University Of TorontoScientists seem to have found a significant breakthrough in recognizing sources of diseases. Researchers from University of Toronto have apparently found a technique to map the communications of genes inside a cell. This could turn out to be a huge step forward in comprehending the causes of disease and thereby result in more accurate targeting of drug treatments.

Although the genetic makeup of humans has been verified, the reason and communications of those genes have apparently not been well perceived.

A global research headed by Professor Brenda Andrews, director of the Terrence Donnelly Centre for Cellular and Biomolecular Research, and Professor Charles Boone, a principal investigator at the Donnelly Centre, appears to have discovered a method to decode the networks consequent from ordinary genetic variation.

Andrews commented, “No one has made a map of these genetic interactions. This research has provided us with a functional view of the cell.”

Operating with cells from simple yeasts, the scientists appeared to have developed a technique to chart the relations inside these cells. Apparently, this is the first time that it has been conducted for any organism. As yeast cells are said to be astonishingly comparable hereditarily to human cells, this mapping procedure has apparently significant connotations for improving research into human health like better comprehension of the genetic base of disease.
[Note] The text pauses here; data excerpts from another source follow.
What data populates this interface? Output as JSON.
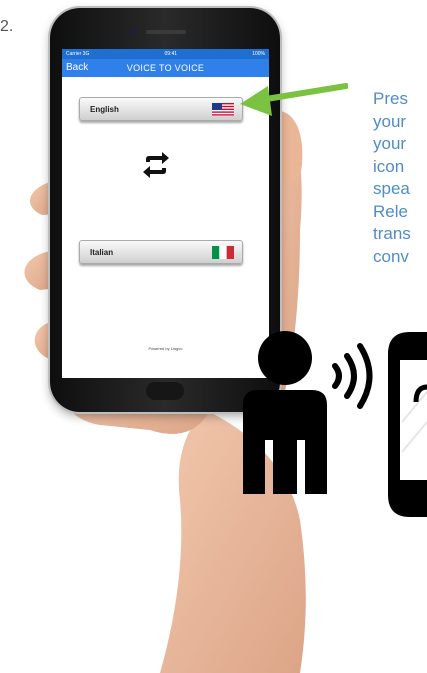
{
  "step_number": "2.",
  "app": {
    "status_left": "Carrier 3G",
    "status_time": "09:41",
    "status_right": "100%",
    "back_label": "Back",
    "title": "VOICE TO VOICE",
    "source_language": "English",
    "target_language": "Italian",
    "powered_by": "Powered by Lingvo"
  },
  "instructions": {
    "lines": [
      "Pres",
      "your",
      "your",
      "icon",
      "spea",
      "Rele",
      "trans",
      "conv"
    ]
  },
  "colors": {
    "nav_blue": "#2f80e8",
    "instruction_blue": "#4f8cc8",
    "arrow_green": "#7cc242"
  },
  "icons": [
    "us-flag-icon",
    "italy-flag-icon",
    "swap-icon",
    "arrow-icon",
    "person-speaking-icon",
    "phone-outline-icon"
  ]
}
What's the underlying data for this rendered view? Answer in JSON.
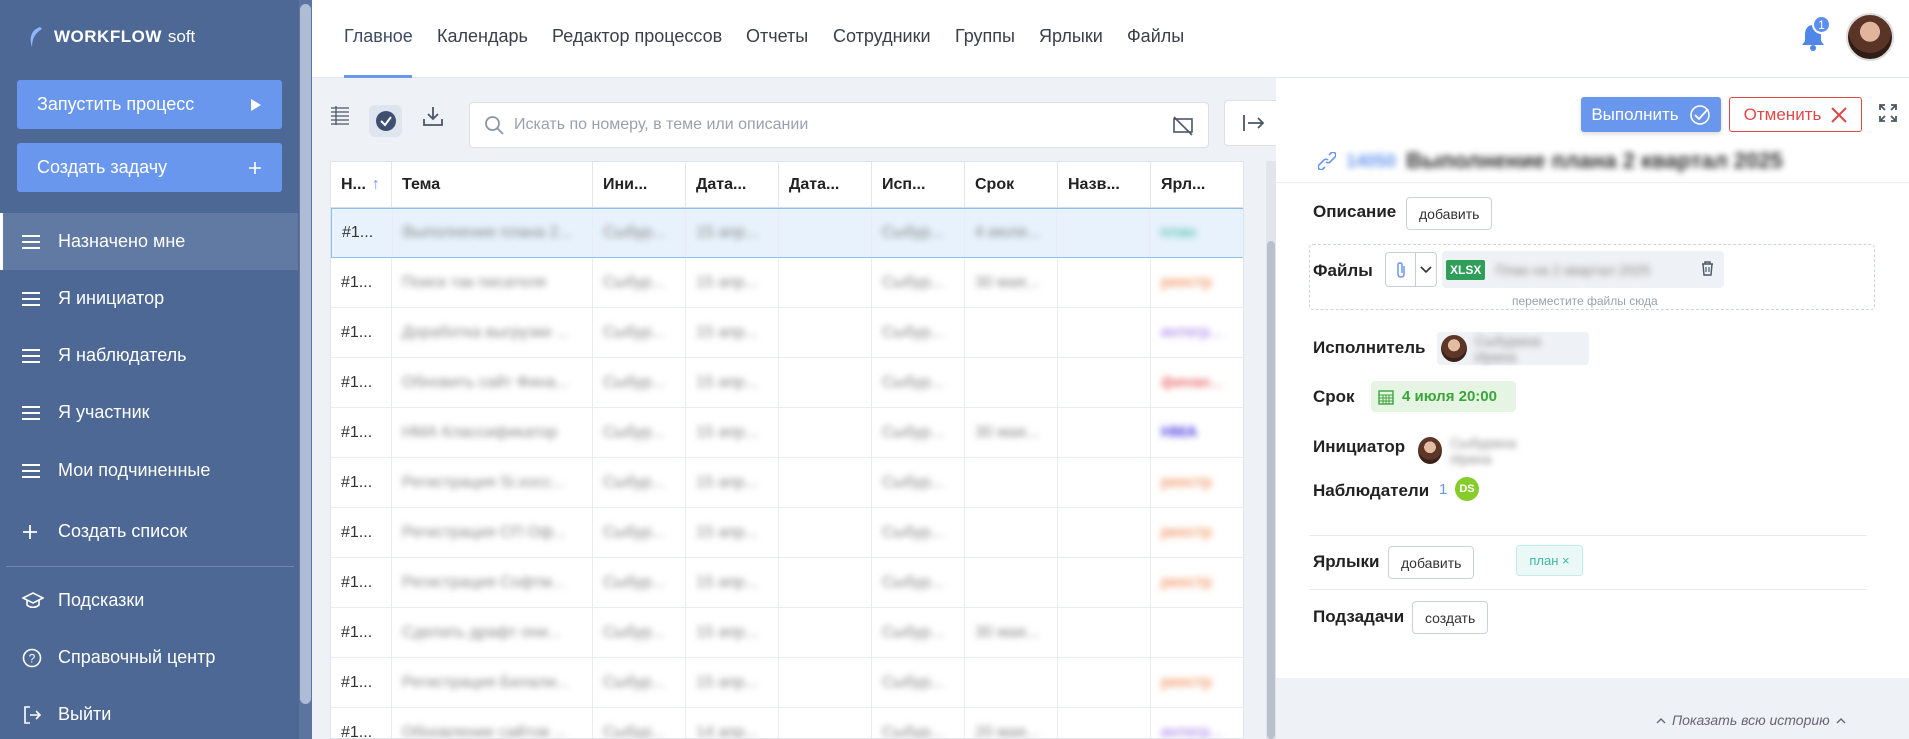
{
  "app": {
    "brand": "WORKFLOW",
    "brand_sub": "soft"
  },
  "sidebar": {
    "run_process": "Запустить процесс",
    "create_task": "Создать задачу",
    "items": [
      {
        "label": "Назначено мне",
        "icon": "hamburger-icon"
      },
      {
        "label": "Я инициатор",
        "icon": "hamburger-icon"
      },
      {
        "label": "Я наблюдатель",
        "icon": "hamburger-icon"
      },
      {
        "label": "Я участник",
        "icon": "hamburger-icon"
      },
      {
        "label": "Мои подчиненные",
        "icon": "hamburger-icon"
      },
      {
        "label": "Создать список",
        "icon": "plus-icon"
      }
    ],
    "bottom": [
      {
        "label": "Подсказки",
        "icon": "graduation-cap-icon"
      },
      {
        "label": "Справочный центр",
        "icon": "help-circle-icon"
      },
      {
        "label": "Выйти",
        "icon": "logout-icon"
      }
    ]
  },
  "topnav": {
    "tabs": [
      "Главное",
      "Календарь",
      "Редактор процессов",
      "Отчеты",
      "Сотрудники",
      "Группы",
      "Ярлыки",
      "Файлы"
    ],
    "active_tab": "Главное",
    "notifications": "1"
  },
  "toolbar": {
    "search_placeholder": "Искать по номеру, в теме или описании"
  },
  "table": {
    "columns": [
      "Н...",
      "Тема",
      "Ини...",
      "Дата...",
      "Дата...",
      "Исп...",
      "Срок",
      "Назв...",
      "Ярл..."
    ],
    "sort_indicator": "↑",
    "rows": [
      {
        "num": "#1...",
        "topic": "Выполнение плана 2...",
        "init": "Сыбур...",
        "date1": "15 апр...",
        "date2": "",
        "exec": "Сыбур...",
        "due": "4 июля...",
        "name": "",
        "label": "план",
        "label_color": "teal",
        "selected": true
      },
      {
        "num": "#1...",
        "topic": "Поиск так писателя",
        "init": "Сыбур...",
        "date1": "15 апр...",
        "date2": "",
        "exec": "Сыбур...",
        "due": "30 мая...",
        "name": "",
        "label": "реестр",
        "label_color": "orange"
      },
      {
        "num": "#1...",
        "topic": "Доработка выгрузки ...",
        "init": "Сыбур...",
        "date1": "15 апр...",
        "date2": "",
        "exec": "Сыбур...",
        "due": "",
        "name": "",
        "label": "интегр...",
        "label_color": "purple"
      },
      {
        "num": "#1...",
        "topic": "Обновить сайт Фина...",
        "init": "Сыбур...",
        "date1": "15 апр...",
        "date2": "",
        "exec": "Сыбур...",
        "due": "",
        "name": "",
        "label": "финан...",
        "label_color": "red"
      },
      {
        "num": "#1...",
        "topic": "НМА Классификатор",
        "init": "Сыбур...",
        "date1": "15 апр...",
        "date2": "",
        "exec": "Сыбур...",
        "due": "30 мая...",
        "name": "",
        "label": "НМА",
        "label_color": "violet"
      },
      {
        "num": "#1...",
        "topic": "Регистрация Si.хосс...",
        "init": "Сыбур...",
        "date1": "15 апр...",
        "date2": "",
        "exec": "Сыбур...",
        "due": "",
        "name": "",
        "label": "реестр",
        "label_color": "orange"
      },
      {
        "num": "#1...",
        "topic": "Регистрация СП Оф...",
        "init": "Сыбур...",
        "date1": "15 апр...",
        "date2": "",
        "exec": "Сыбур...",
        "due": "",
        "name": "",
        "label": "реестр",
        "label_color": "orange"
      },
      {
        "num": "#1...",
        "topic": "Регистрация Софтм...",
        "init": "Сыбур...",
        "date1": "15 апр...",
        "date2": "",
        "exec": "Сыбур...",
        "due": "",
        "name": "",
        "label": "реестр",
        "label_color": "orange"
      },
      {
        "num": "#1...",
        "topic": "Сделать драфт они...",
        "init": "Сыбур...",
        "date1": "15 апр...",
        "date2": "",
        "exec": "Сыбур...",
        "due": "30 мая...",
        "name": "",
        "label": "",
        "label_color": "orange"
      },
      {
        "num": "#1...",
        "topic": "Регистрация Билали...",
        "init": "Сыбур...",
        "date1": "15 апр...",
        "date2": "",
        "exec": "Сыбур...",
        "due": "",
        "name": "",
        "label": "реестр",
        "label_color": "orange"
      },
      {
        "num": "#1...",
        "topic": "Обновление сайтов ...",
        "init": "Сыбур...",
        "date1": "14 апр...",
        "date2": "",
        "exec": "Сыбур...",
        "due": "20 мая...",
        "name": "",
        "label": "интегр...",
        "label_color": "purple"
      }
    ]
  },
  "detail": {
    "do_label": "Выполнить",
    "cancel_label": "Отменить",
    "task_id": "14050",
    "task_title": "Выполнение плана 2 квартал 2025",
    "description_label": "Описание",
    "add_label": "добавить",
    "files_label": "Файлы",
    "file_ext": "XLSX",
    "file_name": "План на 2 квартал 2025",
    "drop_hint": "переместите файлы сюда",
    "assignee_label": "Исполнитель",
    "assignee_name": "Сыбурина Ирина",
    "due_label": "Срок",
    "due_value": "4 июля 20:00",
    "initiator_label": "Инициатор",
    "initiator_name": "Сыбурина Ирина",
    "observers_label": "Наблюдатели",
    "observers_count": "1",
    "observer_initials": "DS",
    "tags_label": "Ярлыки",
    "tags_add": "добавить",
    "tag_chip": "план ×",
    "subtasks_label": "Подзадачи",
    "subtasks_create": "создать",
    "history_link": "Показать всю историю"
  },
  "colors": {
    "sidebar_bg": "#4d6894",
    "accent": "#6a97ee",
    "danger": "#e04848",
    "success": "#3aa53a",
    "excel": "#2e9e58"
  }
}
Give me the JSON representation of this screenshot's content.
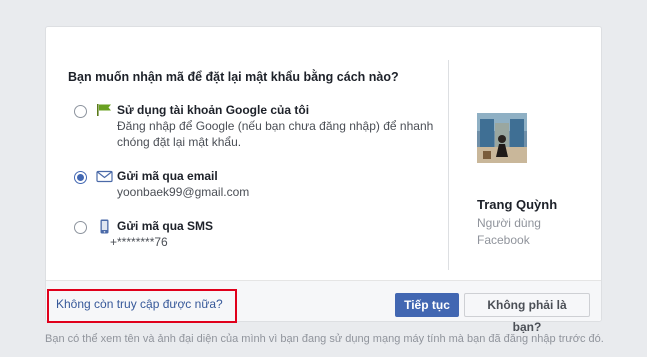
{
  "dialog": {
    "question": "Bạn muốn nhận mã để đặt lại mật khẩu bằng cách nào?",
    "options": [
      {
        "icon": "google-flag-icon",
        "title": "Sử dụng tài khoản Google của tôi",
        "desc_line1": "Đăng nhập để Google (nếu bạn chưa đăng nhập) để nhanh",
        "desc_line2": "chóng đặt lại mật khẩu.",
        "selected": false
      },
      {
        "icon": "envelope-icon",
        "title": "Gửi mã qua email",
        "desc_line1": "yoonbaek99@gmail.com",
        "selected": true
      },
      {
        "icon": "phone-icon",
        "title": "Gửi mã qua SMS",
        "desc_line1": "+********76",
        "selected": false
      }
    ],
    "profile": {
      "name": "Trang Quỳnh",
      "sub_line1": "Người dùng",
      "sub_line2": "Facebook"
    },
    "footer": {
      "link": "Không còn truy cập được nữa?",
      "continue_label": "Tiếp tục",
      "not_you_label": "Không phải là bạn?"
    }
  },
  "note": "Bạn có thể xem tên và ảnh đại diện của mình vì bạn đang sử dụng mạng máy tính mà bạn đã đăng nhập trước đó.",
  "colors": {
    "primary": "#4267b2",
    "link": "#365899",
    "highlight_box": "#e0001b"
  }
}
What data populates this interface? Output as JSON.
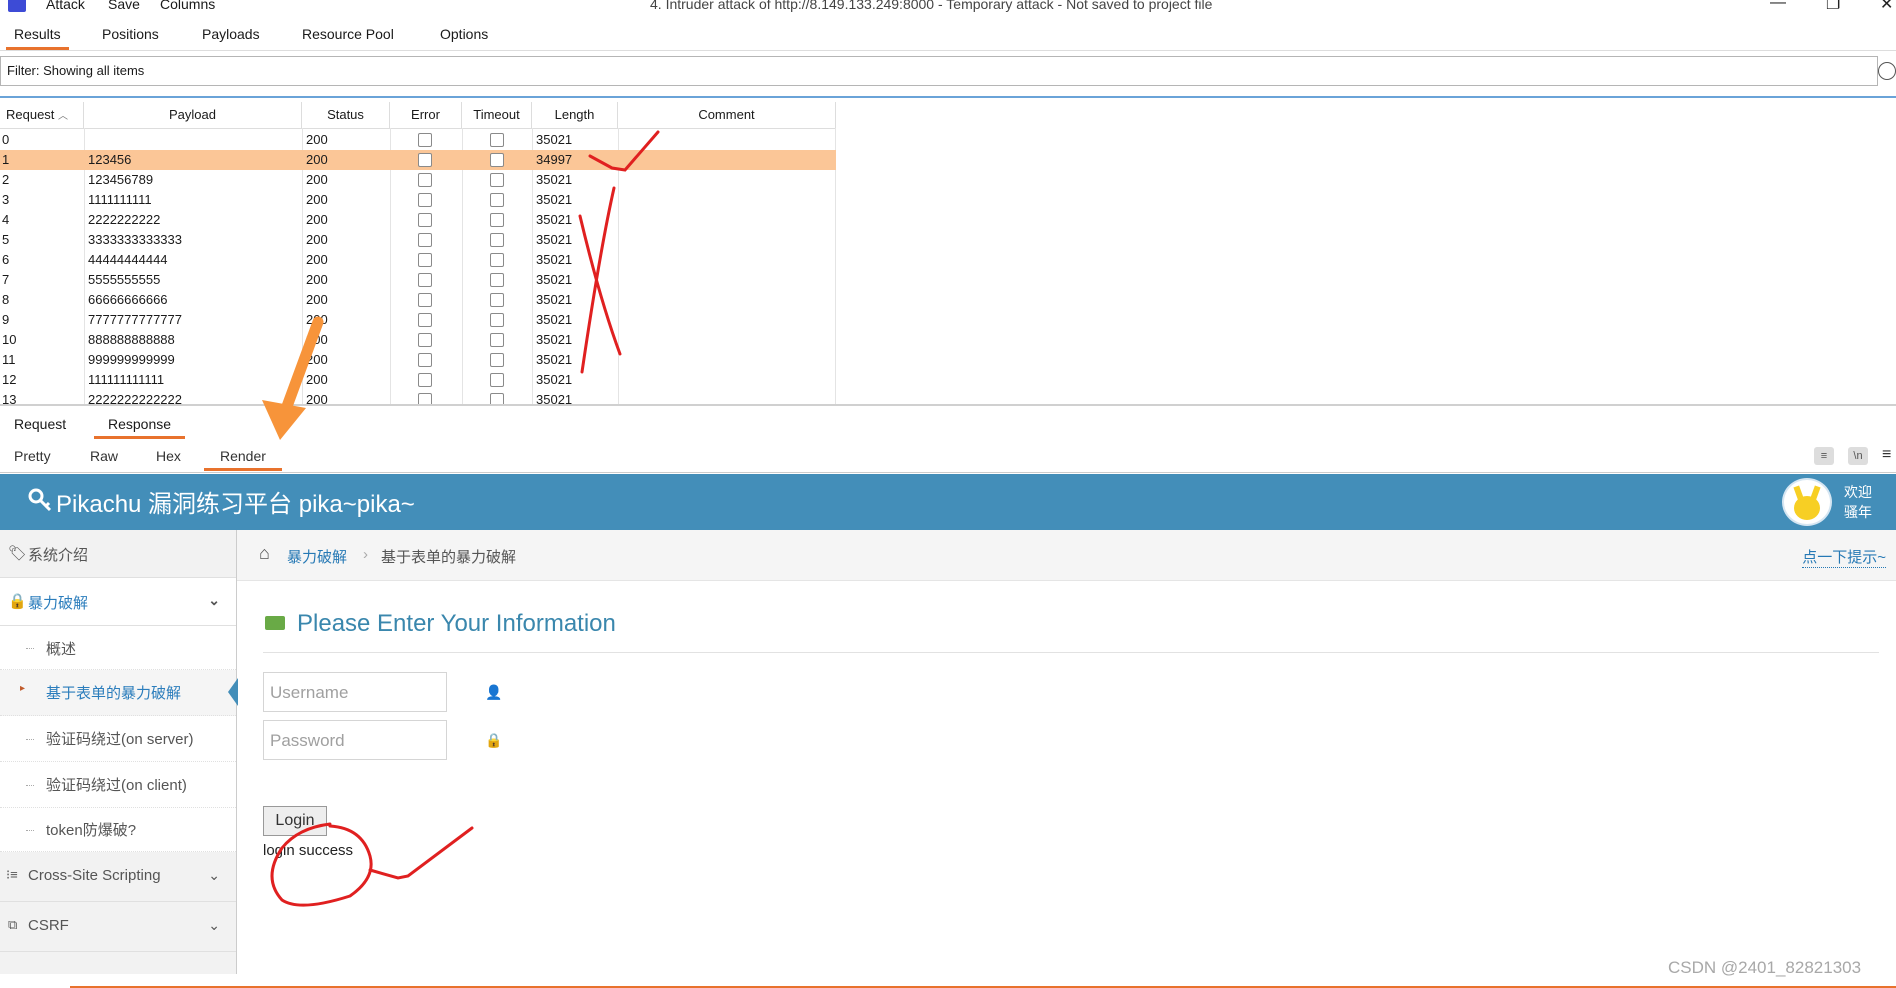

The mapping procedure can facilitate researchers to create an entire atlas of genetic relations, thus enabling it feasible to decipher the roles the thousands of genes in a cell. Such an atlas can offer important details about the connection between a person’s genotype and phenotype. This information could increase perception of what genetic relations are going wrong when a disease occurs in a body.

Andrews mentioned, “These types of maps will allow us to be much smarter in the use of drugs in the future. By knowing the interactions of genes, we will be able to better predict the effect of a drug on a cell.”

The researchers could also map communications between genes and chemicals, which seems to let scientists observe more accurately as to what happens to a cell when a specific drug is released into the body.

The research was published in the Journal Science.